Bohner noted that in Manitoba, where the season is already tight for growing soybeans, growers may have to experiment with planting date and varieties to see what works best in their area.
He said many Ontario bean growers are moving away from direct seeding to some pre-tillage, mainly to handle heavy corn residue. His tests with pre-tillage increased yields on average by 1.8 bu./acre. “Soybeans don’t like a lot of heavy residue,” he said.
Ontario soy growers are moving to planters rather than drills. On average this seems to increase yields by 1.8 bu./acre, but the switch is more about reducing seed costs than increasing yield, Bohner said.

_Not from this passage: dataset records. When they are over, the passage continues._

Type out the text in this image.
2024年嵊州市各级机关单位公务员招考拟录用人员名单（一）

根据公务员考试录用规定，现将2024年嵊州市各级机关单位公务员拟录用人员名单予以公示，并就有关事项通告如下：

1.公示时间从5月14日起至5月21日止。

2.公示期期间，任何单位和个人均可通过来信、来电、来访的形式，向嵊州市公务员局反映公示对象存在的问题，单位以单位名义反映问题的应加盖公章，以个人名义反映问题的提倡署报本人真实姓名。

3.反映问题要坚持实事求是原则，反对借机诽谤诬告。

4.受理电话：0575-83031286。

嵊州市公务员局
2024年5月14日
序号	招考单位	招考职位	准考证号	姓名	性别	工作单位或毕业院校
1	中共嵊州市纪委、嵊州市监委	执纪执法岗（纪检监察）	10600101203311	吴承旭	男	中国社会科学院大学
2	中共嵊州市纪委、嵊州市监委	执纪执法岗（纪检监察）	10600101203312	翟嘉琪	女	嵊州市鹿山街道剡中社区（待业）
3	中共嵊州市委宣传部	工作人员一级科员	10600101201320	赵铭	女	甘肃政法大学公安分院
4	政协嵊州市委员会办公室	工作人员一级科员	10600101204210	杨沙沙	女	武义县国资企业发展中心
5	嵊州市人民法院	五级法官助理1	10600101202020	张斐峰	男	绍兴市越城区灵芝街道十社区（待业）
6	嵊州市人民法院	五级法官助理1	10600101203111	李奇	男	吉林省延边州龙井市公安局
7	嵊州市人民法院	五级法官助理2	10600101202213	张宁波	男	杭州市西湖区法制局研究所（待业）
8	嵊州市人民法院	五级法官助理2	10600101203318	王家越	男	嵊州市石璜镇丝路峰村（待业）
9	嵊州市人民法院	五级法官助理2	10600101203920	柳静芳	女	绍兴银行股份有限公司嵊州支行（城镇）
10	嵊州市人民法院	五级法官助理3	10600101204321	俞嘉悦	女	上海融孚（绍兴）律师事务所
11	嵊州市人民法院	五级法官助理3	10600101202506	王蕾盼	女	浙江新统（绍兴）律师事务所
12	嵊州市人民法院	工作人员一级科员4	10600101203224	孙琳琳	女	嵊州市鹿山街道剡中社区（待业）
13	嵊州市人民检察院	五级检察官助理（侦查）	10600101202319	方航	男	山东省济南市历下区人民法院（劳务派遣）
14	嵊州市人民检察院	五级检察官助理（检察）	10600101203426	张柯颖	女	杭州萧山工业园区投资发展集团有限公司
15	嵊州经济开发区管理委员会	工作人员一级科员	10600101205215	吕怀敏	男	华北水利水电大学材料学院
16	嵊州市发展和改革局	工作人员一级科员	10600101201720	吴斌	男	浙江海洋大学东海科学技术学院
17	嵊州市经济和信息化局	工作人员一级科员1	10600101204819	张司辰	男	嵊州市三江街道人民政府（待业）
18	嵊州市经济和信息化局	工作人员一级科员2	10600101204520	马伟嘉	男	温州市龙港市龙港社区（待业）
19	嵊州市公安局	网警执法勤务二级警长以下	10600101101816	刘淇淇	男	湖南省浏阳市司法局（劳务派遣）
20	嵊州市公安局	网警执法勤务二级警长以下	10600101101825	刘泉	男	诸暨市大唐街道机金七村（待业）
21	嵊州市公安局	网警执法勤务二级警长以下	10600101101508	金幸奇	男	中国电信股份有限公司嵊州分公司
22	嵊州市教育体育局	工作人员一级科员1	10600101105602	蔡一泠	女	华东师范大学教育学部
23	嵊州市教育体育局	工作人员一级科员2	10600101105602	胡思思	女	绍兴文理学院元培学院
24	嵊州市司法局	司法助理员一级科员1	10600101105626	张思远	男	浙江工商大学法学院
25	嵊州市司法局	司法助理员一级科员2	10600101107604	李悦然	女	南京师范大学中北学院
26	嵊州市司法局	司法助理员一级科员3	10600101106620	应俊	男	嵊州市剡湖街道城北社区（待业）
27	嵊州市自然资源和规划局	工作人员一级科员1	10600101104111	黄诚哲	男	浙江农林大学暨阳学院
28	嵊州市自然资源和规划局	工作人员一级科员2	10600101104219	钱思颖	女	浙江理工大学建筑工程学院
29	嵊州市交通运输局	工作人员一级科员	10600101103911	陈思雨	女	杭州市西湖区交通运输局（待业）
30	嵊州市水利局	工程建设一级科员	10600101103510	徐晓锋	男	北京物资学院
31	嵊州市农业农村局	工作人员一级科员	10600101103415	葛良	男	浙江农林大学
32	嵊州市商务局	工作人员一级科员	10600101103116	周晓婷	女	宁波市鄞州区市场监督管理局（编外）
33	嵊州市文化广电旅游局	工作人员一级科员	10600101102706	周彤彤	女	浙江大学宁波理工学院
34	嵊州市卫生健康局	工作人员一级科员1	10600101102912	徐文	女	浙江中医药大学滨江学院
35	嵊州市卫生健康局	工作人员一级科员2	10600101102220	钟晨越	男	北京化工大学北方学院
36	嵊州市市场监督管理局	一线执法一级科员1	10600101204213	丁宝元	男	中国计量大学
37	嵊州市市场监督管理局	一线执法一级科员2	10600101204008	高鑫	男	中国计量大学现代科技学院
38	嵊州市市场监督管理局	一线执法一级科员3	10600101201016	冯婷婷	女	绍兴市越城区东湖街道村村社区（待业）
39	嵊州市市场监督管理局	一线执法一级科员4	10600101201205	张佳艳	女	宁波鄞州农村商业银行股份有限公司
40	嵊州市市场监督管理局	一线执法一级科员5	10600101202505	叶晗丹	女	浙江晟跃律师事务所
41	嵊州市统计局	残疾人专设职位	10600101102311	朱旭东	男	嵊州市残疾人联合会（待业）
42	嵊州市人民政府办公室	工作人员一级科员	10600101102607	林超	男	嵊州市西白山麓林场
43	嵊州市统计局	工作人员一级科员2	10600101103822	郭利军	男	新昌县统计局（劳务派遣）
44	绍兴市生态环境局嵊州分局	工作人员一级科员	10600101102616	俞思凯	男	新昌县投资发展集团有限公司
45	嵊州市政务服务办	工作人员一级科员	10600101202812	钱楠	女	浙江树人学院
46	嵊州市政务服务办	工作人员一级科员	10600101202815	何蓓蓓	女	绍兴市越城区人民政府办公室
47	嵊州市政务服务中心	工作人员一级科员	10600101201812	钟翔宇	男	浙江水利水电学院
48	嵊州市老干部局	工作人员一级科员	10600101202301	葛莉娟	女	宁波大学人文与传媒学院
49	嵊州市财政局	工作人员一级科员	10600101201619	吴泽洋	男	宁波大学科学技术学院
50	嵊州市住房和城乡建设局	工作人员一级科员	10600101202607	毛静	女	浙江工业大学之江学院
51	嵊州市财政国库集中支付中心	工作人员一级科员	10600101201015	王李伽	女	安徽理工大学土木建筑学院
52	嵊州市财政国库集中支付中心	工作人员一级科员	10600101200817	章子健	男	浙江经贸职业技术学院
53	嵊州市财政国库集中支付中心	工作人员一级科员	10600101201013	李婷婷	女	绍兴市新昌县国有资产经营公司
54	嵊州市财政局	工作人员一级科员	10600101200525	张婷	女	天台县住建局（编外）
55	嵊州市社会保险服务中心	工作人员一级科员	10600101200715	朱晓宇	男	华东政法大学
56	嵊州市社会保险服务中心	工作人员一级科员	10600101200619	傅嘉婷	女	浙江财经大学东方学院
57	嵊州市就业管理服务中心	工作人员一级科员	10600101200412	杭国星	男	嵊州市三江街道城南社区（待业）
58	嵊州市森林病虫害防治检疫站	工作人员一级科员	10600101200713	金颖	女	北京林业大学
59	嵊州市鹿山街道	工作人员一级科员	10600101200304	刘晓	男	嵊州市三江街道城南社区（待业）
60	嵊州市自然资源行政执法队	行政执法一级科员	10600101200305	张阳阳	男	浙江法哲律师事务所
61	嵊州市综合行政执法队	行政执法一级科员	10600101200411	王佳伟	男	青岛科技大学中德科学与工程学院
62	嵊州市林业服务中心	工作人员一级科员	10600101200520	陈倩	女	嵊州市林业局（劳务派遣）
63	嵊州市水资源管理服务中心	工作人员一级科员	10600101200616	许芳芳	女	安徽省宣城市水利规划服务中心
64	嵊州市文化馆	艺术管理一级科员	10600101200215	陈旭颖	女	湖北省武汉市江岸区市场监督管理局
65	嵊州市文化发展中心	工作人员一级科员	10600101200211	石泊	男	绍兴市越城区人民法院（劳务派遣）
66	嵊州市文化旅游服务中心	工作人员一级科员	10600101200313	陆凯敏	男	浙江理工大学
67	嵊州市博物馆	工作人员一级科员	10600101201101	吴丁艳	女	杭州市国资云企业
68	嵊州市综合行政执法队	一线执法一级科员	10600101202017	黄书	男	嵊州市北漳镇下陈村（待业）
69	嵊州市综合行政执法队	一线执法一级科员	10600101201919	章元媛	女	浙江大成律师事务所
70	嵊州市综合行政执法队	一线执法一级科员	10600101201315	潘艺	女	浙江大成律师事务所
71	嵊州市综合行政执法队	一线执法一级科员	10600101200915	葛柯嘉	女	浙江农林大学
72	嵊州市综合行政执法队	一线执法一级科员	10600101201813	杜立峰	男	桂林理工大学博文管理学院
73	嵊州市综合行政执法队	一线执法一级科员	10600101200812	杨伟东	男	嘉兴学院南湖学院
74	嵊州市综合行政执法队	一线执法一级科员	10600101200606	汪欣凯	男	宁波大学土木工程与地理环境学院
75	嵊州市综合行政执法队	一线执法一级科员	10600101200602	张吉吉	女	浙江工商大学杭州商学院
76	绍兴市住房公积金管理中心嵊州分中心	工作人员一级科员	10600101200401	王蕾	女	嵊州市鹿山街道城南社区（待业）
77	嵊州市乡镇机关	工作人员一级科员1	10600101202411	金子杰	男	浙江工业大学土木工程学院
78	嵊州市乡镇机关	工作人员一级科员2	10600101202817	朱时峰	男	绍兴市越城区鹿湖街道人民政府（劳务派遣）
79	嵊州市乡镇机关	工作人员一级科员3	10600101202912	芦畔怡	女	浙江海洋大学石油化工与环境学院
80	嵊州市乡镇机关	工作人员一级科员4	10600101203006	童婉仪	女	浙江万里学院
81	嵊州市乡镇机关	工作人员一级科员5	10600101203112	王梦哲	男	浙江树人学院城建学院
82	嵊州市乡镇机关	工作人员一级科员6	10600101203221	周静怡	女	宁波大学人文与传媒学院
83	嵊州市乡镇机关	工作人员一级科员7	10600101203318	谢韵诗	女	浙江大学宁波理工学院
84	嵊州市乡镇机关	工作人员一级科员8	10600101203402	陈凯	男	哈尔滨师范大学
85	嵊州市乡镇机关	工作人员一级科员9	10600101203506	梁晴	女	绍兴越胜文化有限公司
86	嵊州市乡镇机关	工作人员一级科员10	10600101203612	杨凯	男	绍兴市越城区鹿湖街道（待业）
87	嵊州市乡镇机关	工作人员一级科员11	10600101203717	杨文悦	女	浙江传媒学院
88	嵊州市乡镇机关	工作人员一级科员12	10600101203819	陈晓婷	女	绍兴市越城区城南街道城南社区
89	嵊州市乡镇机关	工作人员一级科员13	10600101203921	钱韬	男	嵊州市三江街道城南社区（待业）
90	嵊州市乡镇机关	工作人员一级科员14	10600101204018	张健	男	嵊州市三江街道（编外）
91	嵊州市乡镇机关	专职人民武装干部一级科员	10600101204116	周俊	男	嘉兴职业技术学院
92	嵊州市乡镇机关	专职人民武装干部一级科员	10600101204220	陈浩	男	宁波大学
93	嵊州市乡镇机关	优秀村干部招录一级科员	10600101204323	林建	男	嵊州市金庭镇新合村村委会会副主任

“When growers use a row unit planter they get more plants per acre because the seeding depth is more consistent.”
The ‘kitchen sink’ strategy
Bohner said one strategy definitely works, but whether it pays is another matter. That’s throwing the ‘kitchen sink’ at a long-season variety with a high seeding rate of 250,000 seeds/acre, CruiserMaxx seed treatment, HiCoat inoculant, Quilt foliar fungicide, 50 lbs./acre of N in the form of ESN and ammonium sulphate, three gallons/acre of 2-20-18 liquid applied in-furrow, six litres of SRN slow-release N and two litres of 3-16-16 foliar fertilizer.
“This package worked nicely in terms of increasing yield and plant size. When we married the concept of really feeding the beans and growing a longer-maturing variety we managed to squeeze seven bushels per acre more yield out on average and it was essentially 100 per cent consistent — at every site we had more yield,” Bohner said.
Unfortunately the cost of all the inputs was $140/acre, making the strategy uneconomic.
The research did show the value of a longer-maturing variety with 200 crop heat units longer than recommended for the area in which it was grown consistently gave an average 2.1 bu./acre more yield. But Bohner noted that in Manitoba this approach may not work because of fewer frost-free days.
Fungicides — maybe
Bohner expects there will be a trend to apply more foliar fungicides to soybeans, but again, the economics need to be assessed.
He said that in Ontario, one application at the R2 to R3 growth stage averaged about two bushels per acre yield increase, and spraying twice at the R2 and again at the R3 to R4 stages produced an average of 5.2 bu./acre increase.
But it becomes an economic decision and may not be a good recommendation for everyone,” Bohner said.
The take-home message for soybean growers and agronomists in Manitoba is not to overdo soybean management, he said, adding that foliar feeding, and using biostimulants and other additives does not consistently change yields.
“Large yield gains will require impacting reproductive growth stages, which means we need to continue to work on pod set and retention issues,” Bohner said.
“Meanwhile growers should try whatever they want to try because it’s really hard to significantly mess up soybeans. They may take a yield drop but it’s usually small. I’d suggest only experimenting with the amount of acres they’re willing to play with.”